Opinion
CA 01-00884
November 15, 2002.
Appeal from a judgment of Supreme Court, Erie County (Mintz, J.), entered October 24, 2000, which dismissed the complaint against defendant Buffalo General Hospital upon a verdict of no cause of action.
NAPIER, FITZGERALD KIRBY, BUFFALO (KENNETH R. KIRBY OF COUNSEL), FOR PLAINTIFF-APPELLANT.
GIBSON, McASKILL CROSBY, LLP, BUFFALO (VICTOR ALAN OLIVERI OF COUNSEL), FOR DEFENDANT-RESPONDENT.
PRESENT: PIGOTT, JR., P.J., PINE, WISNER, SCUDDER, AND KEHOE, JJ.
MEMORANDUM AND ORDER
It is hereby ORDERED that the judgment so appealed from be and the same hereby is unanimously affirmed without costs.
Memorandum:
Plaintiff commenced this action seeking damages for injuries she sustained during cataract surgery to her left eye. Plaintiff was diagnosed with "macular phototoxicity," which was defined by an expert at trial as "a heat burn of the retinal cells and destruction of those retinal cells due to heat induced damage." The testimony at trial established that the phototoxicity was caused by the microscope used during the surgery. The jury returned a verdict finding that defendant Christopher T. Olivia, M.D. was negligent but that his negligence was not a substantial factor in causing plaintiff's injuries. The jury further found that defendant Buffalo General Hospital was not negligent; that the microscope distributed by defendant Zeiss Optical, Inc. (Zeiss) was not defective; and that Zeiss did not fail to provide adequate warnings with respect to the risks involved in the use of the microscope.
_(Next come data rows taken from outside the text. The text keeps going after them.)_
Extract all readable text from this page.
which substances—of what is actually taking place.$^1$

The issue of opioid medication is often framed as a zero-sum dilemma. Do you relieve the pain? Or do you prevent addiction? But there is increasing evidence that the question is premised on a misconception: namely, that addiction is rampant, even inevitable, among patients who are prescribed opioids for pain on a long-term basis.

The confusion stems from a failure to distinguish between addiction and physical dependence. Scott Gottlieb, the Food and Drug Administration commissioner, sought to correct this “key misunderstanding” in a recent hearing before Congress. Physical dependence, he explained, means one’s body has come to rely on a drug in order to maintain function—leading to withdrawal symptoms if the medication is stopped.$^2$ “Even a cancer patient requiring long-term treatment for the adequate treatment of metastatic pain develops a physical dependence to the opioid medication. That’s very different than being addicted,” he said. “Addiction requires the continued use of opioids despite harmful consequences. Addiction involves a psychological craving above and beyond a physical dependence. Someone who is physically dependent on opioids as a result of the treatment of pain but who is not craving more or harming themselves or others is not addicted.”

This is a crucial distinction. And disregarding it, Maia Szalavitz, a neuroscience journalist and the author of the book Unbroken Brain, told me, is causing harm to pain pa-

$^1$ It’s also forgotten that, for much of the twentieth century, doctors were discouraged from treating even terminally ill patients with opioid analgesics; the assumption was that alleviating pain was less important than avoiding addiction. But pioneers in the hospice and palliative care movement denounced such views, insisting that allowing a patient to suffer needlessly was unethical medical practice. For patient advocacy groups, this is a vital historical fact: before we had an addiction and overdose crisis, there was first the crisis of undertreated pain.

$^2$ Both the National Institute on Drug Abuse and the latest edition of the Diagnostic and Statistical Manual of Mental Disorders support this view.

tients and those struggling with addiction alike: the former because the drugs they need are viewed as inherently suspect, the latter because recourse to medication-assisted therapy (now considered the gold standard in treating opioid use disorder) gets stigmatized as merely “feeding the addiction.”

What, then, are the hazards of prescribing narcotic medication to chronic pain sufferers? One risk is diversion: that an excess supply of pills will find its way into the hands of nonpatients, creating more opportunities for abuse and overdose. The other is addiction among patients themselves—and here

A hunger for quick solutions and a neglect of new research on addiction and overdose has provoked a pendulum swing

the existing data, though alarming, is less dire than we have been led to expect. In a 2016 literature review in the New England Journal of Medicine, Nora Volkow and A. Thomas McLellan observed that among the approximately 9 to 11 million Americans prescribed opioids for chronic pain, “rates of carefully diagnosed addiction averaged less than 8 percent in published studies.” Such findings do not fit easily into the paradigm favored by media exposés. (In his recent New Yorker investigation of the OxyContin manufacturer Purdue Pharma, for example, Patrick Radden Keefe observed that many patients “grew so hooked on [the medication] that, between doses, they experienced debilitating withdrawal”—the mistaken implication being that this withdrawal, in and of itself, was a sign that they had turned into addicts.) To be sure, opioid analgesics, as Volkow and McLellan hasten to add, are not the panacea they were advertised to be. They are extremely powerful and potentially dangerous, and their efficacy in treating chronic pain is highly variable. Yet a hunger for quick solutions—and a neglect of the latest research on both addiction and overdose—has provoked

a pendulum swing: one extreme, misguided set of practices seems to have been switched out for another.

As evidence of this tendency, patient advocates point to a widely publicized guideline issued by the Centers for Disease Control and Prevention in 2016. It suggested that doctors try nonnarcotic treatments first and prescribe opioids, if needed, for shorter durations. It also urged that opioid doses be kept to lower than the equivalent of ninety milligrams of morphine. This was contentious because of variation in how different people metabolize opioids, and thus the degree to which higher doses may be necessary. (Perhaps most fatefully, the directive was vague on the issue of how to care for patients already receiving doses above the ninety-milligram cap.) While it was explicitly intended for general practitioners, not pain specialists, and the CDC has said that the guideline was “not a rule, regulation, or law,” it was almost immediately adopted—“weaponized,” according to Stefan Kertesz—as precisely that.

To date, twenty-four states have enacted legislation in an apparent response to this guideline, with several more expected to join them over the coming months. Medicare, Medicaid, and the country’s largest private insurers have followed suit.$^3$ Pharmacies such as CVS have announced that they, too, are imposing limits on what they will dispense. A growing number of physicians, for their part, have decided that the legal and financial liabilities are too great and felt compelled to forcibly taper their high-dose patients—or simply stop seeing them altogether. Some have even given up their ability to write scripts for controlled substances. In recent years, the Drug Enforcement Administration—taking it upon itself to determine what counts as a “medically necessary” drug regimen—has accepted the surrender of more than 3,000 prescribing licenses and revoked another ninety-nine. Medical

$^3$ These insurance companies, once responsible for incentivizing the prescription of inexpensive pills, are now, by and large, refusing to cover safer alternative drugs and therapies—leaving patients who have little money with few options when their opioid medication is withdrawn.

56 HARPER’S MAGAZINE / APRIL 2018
Plaintiff contends that the verdict with respect to Dr. Olivia is inconsistent. We disagree. A verdict is inconsistent when "the issues of negligence and proximate cause are so `inextricably interwoven,' [that] it is impossible to find negligence without proximate cause ( Martonick v. Pudiak, 285 A.D.2d 935, 936 [internal quotation marks omitted])" ( DiCesare v. Glasgow [appeal No. 2], 295 A.D.2d 1007, 1009). Where, however, "an apparently inconsistent or illogical verdict can be reconciled with a reasonable view of the evidence, the successful party is entitled to the presumption that the jury adopted that view" ( Kovit v. Estate of Hallums, 261 A.D.2d 442, 443-444). Here, "the jury's findings are supported by a reasonable view of the evidence and are not inconsistent as a matter of law" ( Reynolds v. Burghezi, 227 A.D.2d 941, 943; see Lemberger v. City of New York, 211 A.D.2d 622, 623).
Although plaintiff's experts testified that Dr. Olivia should have known about the existence of an optional ultraviolet light (UV) filter for the microscope used during surgery, there was no consensus among those experts that the use of the UV filter would have prevented the injuries to plaintiff's eye. Rather, experts for both plaintiff and defendants testified that a phototoxic injury can occur with or without a filter and that it could not be said that the absence of the UV filter was the cause of plaintiff's injuries. Thus, it was not inconsistent for the jury to find that Dr. Olivia was negligent, perhaps in failing to know about the existence of the UV filter, but that his negligence was not a substantial factor in causing plaintiff's injuries.
Contrary to plaintiff's further contention, the verdict in favor of the remaining defendants is not against the weight of the evidence. "[A] jury's verdict should not be set aside as against the weight of evidence unless it is palpably wrong and there is no fair interpretation of the evidence to support the jury's conclusion * * * or if the verdict is one reasonable persons could have rendered after receiving conflicting evidence" ( Petrovski v. Fornes, 125 A.D.2d 972, 973, lv denied 69 N.Y.2d 608; see Sabia v. National Fuel Gas Corp., 292 A.D.2d 807; Sperduti v. Mezger, 283 A.D.2d 1018, 1019-1020). Here, there was conflicting expert testimony concerning the alleged negligence of the remaining defendants, and thus it was "for the jury to weigh the conflicting medical evidence and credit the opinion of one expert over that of another" ( Howe v. Wilkinson, 275 A.D.2d 876, 876-877; see Dudek v. Call [appeal No. 2], 275 A.D.2d 992). We see no basis to disturb the jury's verdict.